Currently in the United States, federal laws define someone having a disability as “any person who has a physical or mental impairment that substantially limits one or more major life activities…” With such a broad definition, it is difficult for many to grasp or be able to identify what it truly means to be a disabled person. But, according to Garland-Thomson, this is starting to change.
“When [disabled] people are coming forward … being a person with a disability may not seem as dire — as objectionable — as it has in the past. And more people are beginning to understand that if they have a disability, that identifying as disabled, that requesting accommodations, that cultivating pride and culture may benefit us rather than stigmatize us. I think that’s changing as disability inclusion increases everywhere,” she said.
Already the disability activism movement, which first gained traction in the 1970s, has helped to pass anti-discrimination laws. Garland-Thomson believes that legislation like this is largely responsible for the development of new technology to aid those with disabilities. But there is still progress to be made.

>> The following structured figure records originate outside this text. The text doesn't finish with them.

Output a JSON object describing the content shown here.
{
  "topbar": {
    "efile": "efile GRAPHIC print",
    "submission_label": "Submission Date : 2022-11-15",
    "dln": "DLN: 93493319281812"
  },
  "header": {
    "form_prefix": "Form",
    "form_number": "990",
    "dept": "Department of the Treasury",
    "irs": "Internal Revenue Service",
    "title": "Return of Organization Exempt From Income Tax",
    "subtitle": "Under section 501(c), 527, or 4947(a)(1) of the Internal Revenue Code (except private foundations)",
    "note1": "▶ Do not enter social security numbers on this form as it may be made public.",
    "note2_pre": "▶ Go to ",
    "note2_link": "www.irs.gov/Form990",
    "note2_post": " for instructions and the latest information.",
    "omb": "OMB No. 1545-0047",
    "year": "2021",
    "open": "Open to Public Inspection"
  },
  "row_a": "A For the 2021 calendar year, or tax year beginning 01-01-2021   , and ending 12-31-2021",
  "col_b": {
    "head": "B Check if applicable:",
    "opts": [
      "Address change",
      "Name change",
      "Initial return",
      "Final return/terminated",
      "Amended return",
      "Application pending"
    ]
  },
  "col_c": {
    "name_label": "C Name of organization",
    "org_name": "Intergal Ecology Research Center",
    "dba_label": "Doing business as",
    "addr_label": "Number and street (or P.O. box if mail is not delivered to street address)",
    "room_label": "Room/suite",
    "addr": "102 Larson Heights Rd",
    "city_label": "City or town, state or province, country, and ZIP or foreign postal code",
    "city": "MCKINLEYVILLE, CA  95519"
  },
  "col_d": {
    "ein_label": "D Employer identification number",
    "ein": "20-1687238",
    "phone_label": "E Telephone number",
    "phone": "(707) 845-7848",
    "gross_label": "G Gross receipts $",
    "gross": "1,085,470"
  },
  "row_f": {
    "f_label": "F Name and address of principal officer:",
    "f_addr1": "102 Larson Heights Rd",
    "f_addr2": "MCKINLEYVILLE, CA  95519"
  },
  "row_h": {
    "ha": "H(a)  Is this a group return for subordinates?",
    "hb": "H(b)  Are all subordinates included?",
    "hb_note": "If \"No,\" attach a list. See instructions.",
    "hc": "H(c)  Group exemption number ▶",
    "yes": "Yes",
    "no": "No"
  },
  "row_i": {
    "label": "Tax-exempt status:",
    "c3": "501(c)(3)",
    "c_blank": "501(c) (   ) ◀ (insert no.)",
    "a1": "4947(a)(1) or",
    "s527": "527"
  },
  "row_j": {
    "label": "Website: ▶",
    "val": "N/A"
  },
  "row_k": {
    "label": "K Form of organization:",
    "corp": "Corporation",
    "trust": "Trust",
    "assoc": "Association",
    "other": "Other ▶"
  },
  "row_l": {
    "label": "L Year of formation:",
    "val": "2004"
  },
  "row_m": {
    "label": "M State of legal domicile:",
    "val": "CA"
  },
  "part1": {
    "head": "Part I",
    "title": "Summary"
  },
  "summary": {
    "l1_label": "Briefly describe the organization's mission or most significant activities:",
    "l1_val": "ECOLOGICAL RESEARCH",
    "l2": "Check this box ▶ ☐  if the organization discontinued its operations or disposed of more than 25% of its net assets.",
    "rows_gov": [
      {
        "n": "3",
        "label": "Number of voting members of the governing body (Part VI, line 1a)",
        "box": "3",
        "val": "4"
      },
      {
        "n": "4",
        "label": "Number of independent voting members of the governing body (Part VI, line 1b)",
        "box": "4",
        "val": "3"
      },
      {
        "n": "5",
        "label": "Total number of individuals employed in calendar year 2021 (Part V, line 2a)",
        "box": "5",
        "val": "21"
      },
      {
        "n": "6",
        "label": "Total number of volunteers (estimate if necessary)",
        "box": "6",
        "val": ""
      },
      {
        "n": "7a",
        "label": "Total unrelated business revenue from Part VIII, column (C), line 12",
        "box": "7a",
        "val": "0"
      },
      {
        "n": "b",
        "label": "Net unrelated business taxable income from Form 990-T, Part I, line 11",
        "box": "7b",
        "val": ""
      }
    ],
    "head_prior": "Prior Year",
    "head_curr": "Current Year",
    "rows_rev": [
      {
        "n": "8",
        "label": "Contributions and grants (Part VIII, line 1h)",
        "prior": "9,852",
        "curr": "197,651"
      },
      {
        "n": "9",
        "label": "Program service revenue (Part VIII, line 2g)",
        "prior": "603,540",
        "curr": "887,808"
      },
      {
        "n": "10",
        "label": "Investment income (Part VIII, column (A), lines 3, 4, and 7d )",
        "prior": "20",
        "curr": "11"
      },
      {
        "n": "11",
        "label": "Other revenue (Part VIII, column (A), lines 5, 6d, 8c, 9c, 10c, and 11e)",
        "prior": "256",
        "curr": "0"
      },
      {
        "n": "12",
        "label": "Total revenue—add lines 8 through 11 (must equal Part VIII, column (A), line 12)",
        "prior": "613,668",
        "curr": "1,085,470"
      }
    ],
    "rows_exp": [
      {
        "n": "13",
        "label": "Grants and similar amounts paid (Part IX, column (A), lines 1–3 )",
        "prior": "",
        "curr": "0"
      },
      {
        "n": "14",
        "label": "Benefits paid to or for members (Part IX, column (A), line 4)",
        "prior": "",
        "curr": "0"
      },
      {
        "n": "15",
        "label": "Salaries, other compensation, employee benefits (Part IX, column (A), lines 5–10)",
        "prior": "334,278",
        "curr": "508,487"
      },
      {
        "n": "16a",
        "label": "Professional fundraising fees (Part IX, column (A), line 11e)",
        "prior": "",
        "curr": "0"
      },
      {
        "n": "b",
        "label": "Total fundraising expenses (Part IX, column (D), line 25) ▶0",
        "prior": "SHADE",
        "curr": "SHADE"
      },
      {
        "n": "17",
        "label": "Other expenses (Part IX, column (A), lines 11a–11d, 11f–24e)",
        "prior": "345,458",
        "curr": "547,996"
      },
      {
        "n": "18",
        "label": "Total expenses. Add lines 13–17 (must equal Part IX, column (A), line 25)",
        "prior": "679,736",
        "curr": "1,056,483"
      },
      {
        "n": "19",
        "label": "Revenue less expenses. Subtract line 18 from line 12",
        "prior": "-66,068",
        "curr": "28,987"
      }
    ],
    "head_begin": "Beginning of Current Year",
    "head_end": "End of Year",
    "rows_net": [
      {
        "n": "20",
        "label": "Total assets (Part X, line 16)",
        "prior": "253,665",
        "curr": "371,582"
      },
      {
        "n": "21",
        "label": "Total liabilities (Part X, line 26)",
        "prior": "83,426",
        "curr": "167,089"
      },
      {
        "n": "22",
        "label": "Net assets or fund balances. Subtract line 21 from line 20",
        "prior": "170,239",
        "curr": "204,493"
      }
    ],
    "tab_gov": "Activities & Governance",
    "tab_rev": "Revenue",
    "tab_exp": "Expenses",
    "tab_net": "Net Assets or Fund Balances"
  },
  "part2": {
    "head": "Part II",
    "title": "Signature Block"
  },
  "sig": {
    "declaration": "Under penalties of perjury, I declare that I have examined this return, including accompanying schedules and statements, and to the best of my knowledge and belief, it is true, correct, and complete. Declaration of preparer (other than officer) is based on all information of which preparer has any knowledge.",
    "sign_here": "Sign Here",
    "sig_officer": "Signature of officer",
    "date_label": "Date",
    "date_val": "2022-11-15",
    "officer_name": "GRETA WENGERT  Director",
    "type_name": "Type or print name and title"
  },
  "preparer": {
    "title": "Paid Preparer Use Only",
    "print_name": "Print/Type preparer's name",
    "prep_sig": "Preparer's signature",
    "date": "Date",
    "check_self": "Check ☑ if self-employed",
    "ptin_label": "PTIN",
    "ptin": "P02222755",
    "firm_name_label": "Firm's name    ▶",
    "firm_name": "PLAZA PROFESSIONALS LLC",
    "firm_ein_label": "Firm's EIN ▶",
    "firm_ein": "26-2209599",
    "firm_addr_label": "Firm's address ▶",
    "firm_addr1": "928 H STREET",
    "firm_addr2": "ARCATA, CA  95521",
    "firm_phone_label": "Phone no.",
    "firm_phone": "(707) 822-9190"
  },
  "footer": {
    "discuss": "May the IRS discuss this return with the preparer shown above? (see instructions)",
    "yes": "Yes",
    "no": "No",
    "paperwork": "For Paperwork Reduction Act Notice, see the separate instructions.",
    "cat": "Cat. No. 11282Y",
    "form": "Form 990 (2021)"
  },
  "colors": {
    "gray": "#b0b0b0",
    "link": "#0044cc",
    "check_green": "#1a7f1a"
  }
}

Garland-Thomson hopes that those who read her article will begin to recognize that “People with disabilities are everywhere. They are who we are as humans. And that there is a new and welcoming political, social, material and cultural environment for people with disabilities. We are, as a culture, and as individuals, better off trying to accommodate disability, [and recognizing] it and even honor[ing] it in our lives than we are trying to eliminate it.”